En FM La Isla, Iglesias señaló que la actividad comercial atraviesa un momento crítico como consecuencia de la pérdida de puestos laborales y la reducción de la producción industrial. A esta situación se suma que Río Grande, a diferencia de Ushuaia, no cuenta con el movimiento económico generado por los turistas que llegan en avión o a bordo de cruceros.
“Se cayó la facturación, se cayó el consumo y se cayeron puestos de trabajo que incidieron notoriamente en la zona norte de la provincia”, describió. Según planteó, la reducción de la actividad fabril, la crisis textil y los cambios en el sector hidrocarburífero terminaron afectando al conjunto de la economía local.
Iglesias remarcó que la crisis actual no apareció de manera sorpresiva, sino que distintos sectores venían advirtiendo desde el año pasado sobre sus posibles consecuencias.
“No hay nada que no supiéramos que podía suceder”, afirmó. En ese sentido, consideró que la dirigencia provincial no logró anticiparse ni preparar herramientas suficientes para amortiguar el impacto.
“Estamos siempre atrás del accidente y no tenemos la suficiente cabeza, todos los que tenemos responsabilidades de conducción, para prever las situaciones”, cuestionó.
El titular de la Cámara de Comercio reconoció que los planes de pago, los alivios tributarios y las líneas de asistencia resultan necesarios para impedir un derrumbe inmediato. Sin embargo, aclaró que esas herramientas solamente extienden los plazos y evitan que la crisis “se lleve todo puesto”, pero no generan una recuperación genuina.
“¿Para qué querés un muerto? Dale más plazo para que te pague. Por lo menos estirá un poco más para que no arrastre completamente a todo”, graficó al referirse a la necesidad de sostener a los comercios endeudados.
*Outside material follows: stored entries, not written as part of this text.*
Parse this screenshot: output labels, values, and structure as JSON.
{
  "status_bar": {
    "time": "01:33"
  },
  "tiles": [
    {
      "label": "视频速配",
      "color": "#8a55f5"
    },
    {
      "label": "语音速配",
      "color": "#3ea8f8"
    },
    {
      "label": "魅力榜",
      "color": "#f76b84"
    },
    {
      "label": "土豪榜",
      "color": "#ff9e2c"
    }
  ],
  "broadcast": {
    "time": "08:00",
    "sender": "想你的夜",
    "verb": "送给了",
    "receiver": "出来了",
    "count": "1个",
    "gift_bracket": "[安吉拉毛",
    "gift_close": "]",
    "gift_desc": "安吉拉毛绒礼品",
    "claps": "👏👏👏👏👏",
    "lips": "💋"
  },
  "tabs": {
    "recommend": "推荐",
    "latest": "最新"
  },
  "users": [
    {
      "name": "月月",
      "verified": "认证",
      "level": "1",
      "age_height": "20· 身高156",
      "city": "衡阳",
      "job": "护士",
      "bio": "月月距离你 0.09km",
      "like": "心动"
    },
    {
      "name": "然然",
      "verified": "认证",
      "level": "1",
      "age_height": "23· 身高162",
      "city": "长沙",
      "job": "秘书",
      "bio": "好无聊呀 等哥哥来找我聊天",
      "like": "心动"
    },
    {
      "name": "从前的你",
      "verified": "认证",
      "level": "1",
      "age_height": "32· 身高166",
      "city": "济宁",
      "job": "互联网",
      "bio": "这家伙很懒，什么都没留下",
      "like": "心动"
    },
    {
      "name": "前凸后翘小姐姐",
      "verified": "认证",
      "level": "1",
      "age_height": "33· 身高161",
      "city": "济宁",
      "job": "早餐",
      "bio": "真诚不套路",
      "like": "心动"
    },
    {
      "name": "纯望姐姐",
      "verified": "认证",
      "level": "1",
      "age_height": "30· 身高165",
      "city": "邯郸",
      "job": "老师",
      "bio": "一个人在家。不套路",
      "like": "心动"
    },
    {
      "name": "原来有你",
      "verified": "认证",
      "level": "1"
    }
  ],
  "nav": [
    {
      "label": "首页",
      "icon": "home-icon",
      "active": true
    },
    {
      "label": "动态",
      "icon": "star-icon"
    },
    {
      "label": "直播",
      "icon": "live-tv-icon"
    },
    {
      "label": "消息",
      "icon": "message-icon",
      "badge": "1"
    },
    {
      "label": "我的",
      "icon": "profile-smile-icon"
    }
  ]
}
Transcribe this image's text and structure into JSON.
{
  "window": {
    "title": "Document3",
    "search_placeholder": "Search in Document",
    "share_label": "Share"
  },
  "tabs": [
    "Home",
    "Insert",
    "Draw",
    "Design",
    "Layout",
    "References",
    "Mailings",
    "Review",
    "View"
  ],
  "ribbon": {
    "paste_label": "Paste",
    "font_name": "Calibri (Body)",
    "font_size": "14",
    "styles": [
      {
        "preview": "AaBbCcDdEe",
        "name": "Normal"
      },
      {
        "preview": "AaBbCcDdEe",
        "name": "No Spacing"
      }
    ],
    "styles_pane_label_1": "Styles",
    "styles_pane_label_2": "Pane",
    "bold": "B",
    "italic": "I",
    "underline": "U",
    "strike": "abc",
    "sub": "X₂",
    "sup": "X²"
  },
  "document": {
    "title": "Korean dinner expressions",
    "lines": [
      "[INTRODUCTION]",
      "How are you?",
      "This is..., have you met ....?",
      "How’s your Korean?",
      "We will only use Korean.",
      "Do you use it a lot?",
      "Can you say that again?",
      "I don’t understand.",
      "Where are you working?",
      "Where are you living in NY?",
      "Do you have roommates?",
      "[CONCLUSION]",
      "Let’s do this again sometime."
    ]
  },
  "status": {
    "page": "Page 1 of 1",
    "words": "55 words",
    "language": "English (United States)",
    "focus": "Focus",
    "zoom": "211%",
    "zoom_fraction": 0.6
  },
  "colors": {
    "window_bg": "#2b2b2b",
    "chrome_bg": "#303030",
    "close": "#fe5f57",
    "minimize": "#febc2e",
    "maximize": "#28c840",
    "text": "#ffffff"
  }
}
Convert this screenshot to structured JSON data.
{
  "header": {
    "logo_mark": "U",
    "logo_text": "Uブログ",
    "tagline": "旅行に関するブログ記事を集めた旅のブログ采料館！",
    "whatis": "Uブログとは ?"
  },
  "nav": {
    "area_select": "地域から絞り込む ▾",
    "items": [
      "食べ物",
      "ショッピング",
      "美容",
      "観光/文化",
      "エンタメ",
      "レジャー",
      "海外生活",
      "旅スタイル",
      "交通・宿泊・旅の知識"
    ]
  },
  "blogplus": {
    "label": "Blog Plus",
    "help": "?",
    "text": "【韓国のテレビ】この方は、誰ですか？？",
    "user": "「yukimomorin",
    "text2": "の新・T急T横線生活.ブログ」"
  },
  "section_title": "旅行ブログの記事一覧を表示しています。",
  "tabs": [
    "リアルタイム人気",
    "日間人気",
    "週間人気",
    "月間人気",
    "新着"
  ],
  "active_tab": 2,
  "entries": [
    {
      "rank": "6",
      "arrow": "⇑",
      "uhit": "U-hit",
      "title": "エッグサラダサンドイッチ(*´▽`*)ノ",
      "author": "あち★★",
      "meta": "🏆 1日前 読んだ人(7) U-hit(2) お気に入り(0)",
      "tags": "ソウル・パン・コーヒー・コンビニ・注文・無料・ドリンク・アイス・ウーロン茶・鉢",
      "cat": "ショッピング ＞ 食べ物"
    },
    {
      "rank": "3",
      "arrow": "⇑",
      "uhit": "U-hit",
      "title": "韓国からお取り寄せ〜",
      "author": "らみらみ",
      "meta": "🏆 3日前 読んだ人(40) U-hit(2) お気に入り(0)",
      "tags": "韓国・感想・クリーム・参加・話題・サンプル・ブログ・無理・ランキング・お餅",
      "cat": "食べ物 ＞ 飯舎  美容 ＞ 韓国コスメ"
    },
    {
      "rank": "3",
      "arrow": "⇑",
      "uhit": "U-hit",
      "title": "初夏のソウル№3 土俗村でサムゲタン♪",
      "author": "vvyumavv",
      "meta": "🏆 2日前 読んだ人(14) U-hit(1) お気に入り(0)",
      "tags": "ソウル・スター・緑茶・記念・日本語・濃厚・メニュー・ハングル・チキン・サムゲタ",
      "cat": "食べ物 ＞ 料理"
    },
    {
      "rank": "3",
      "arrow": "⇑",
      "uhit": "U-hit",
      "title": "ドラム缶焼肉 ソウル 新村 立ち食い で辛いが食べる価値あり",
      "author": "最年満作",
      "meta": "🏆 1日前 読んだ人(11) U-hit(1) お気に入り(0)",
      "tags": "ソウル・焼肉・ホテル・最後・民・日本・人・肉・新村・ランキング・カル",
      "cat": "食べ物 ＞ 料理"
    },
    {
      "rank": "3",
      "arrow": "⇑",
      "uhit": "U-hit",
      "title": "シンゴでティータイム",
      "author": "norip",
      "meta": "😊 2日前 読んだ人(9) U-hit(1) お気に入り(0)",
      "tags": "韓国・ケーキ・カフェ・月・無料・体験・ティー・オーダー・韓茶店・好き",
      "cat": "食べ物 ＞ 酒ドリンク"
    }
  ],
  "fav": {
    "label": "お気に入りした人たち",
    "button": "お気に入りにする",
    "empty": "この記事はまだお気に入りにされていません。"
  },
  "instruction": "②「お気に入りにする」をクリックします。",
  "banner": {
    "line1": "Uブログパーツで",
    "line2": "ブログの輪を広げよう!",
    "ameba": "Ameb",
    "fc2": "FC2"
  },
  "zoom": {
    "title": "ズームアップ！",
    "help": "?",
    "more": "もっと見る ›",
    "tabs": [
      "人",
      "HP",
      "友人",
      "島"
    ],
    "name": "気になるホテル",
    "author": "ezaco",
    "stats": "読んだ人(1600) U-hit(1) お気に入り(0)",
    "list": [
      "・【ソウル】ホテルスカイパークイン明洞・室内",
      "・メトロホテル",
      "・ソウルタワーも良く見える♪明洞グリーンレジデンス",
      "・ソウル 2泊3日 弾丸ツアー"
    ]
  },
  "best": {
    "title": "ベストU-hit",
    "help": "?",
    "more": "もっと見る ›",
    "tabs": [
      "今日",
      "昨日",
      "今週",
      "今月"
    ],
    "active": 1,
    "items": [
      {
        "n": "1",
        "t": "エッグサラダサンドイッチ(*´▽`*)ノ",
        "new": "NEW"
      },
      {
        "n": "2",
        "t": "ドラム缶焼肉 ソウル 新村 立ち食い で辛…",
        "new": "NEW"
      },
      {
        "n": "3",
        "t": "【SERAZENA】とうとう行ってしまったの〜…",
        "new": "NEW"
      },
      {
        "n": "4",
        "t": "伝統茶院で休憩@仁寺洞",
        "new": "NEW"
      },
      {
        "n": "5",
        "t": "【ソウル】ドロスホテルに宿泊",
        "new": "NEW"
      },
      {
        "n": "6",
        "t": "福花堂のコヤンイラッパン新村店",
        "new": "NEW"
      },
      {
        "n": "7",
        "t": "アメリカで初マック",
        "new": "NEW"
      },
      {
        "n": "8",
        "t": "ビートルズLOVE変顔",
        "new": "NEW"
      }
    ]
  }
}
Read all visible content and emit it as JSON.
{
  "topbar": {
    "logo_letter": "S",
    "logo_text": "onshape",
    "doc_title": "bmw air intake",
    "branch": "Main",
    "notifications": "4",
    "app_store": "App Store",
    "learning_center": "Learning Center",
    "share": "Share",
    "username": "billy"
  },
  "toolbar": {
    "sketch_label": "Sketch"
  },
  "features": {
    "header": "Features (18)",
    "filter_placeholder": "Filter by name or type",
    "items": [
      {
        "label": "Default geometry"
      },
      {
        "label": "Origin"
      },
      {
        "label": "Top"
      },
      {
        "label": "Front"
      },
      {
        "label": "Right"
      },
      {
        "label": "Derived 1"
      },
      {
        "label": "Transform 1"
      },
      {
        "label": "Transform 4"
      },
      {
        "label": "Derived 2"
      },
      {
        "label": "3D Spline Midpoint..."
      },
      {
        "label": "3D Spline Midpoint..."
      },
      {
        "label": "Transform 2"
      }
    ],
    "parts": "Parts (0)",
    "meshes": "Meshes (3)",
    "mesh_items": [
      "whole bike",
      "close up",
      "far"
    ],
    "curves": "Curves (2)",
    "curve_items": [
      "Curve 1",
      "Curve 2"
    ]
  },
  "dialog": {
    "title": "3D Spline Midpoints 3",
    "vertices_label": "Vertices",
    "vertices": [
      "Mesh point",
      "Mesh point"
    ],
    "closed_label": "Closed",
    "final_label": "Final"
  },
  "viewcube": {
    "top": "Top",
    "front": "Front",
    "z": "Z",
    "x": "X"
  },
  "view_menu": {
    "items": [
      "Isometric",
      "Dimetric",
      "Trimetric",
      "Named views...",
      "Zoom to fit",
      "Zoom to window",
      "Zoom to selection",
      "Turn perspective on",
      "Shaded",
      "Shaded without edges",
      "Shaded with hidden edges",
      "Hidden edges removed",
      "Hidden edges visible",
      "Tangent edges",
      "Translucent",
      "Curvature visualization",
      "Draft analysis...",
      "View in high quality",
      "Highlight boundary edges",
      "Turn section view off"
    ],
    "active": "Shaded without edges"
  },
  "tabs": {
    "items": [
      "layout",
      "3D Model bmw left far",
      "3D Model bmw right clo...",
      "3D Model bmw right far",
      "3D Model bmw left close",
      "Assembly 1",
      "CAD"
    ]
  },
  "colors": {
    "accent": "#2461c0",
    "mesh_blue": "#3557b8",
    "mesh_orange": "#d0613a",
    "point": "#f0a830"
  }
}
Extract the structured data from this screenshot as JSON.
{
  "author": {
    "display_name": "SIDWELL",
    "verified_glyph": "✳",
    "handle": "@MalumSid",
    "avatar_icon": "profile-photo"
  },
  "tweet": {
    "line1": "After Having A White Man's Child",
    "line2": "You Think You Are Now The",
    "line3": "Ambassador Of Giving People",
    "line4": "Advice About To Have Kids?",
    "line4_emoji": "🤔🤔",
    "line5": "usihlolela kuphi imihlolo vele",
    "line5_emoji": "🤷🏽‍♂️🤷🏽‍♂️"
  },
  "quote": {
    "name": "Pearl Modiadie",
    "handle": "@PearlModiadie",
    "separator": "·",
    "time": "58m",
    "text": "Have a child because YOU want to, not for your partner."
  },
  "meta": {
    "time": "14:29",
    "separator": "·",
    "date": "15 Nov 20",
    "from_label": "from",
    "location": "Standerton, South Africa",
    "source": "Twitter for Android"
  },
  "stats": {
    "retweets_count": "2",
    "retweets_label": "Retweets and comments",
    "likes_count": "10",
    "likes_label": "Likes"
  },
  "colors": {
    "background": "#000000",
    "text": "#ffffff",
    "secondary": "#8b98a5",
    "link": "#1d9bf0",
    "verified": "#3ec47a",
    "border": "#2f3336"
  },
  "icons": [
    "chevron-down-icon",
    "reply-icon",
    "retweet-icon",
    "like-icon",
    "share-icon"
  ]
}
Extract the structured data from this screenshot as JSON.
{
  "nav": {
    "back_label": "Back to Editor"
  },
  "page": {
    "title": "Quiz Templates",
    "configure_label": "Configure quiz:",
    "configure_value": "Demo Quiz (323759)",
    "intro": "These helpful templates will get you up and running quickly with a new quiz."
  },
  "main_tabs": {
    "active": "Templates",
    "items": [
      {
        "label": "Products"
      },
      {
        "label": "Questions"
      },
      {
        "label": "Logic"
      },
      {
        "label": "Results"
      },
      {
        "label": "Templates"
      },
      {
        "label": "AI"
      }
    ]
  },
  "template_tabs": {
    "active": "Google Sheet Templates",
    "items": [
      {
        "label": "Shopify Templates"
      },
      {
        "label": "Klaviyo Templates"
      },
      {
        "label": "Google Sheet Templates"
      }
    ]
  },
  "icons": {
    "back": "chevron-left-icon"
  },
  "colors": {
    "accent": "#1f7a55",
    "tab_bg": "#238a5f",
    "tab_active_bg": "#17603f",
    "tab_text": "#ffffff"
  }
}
Para Iglesias, Tierra del Fuego necesita avanzar en proyectos políticos y económicos concretos, realizables y de largo plazo. Comparó la situación provincial con la de otros distritos argentinos que, aun atravesando dificultades, cuentan con iniciativas vinculadas con la minería, el petróleo, la producción o la infraestructura.
“¿Cuál es el proyecto que se ve hacia el futuro en Río Grande o en Tierra del Fuego? Yo no lo veo. Capaz que existe, pero no lo comunican”, manifestó.
También cuestionó que iniciativas estratégicas como el puerto para la zona norte, el desarrollo petroquímico de San Sebastián y la posibilidad de mejorar la salida de los productos fueguinos se repitan durante las campañas electorales sin concretarse.
“Venimos hace 70 años con un puerto prometido. Son proyectos de campaña y después, en la campaña siguiente, los vuelven a sacar. Menos intentos y ninguna realidad”, expresó.
Iglesias reclamó que la discusión pública deje de limitarse al reparto de responsabilidades y se concentre en la construcción de alternativas para diversificar la economía. “Lo que tenemos que discutir son proyectos y qué salida le damos a la economía de Tierra del Fuego”, enfatizó.
En otro tramo, se refirió al malestar generado por una inspección a un comercio de Río Grande y pidió que los organismos públicos adopten una postura más orientada al acompañamiento. Consideró que los inspectores deben explicar las irregularidades y ayudar a corregirlas antes de amenazar con multas o clausuras.
“El funcionario está para ayudar, no para decir ‘te voy a cerrar todo, acá mando yo’”, indicó. Además, advirtió que los comerciantes deben afrontar salarios, alquileres, impuestos y servicios en medio de una fuerte reducción de las ventas.
“La gente está muy caliente. A un comerciante que tiene que pagar nueve o treinta sueldos y un alquiler no le cabe un lío más”, sostuvo.
El representante del sector insistió en la necesidad de convocar mesas de trabajo, asumir responsabilidades y definir una estrategia común. A su entender, sin empleo, consumo e inversiones, las medidas de contención serán insuficientes para cambiar el futuro económico de Río Grande.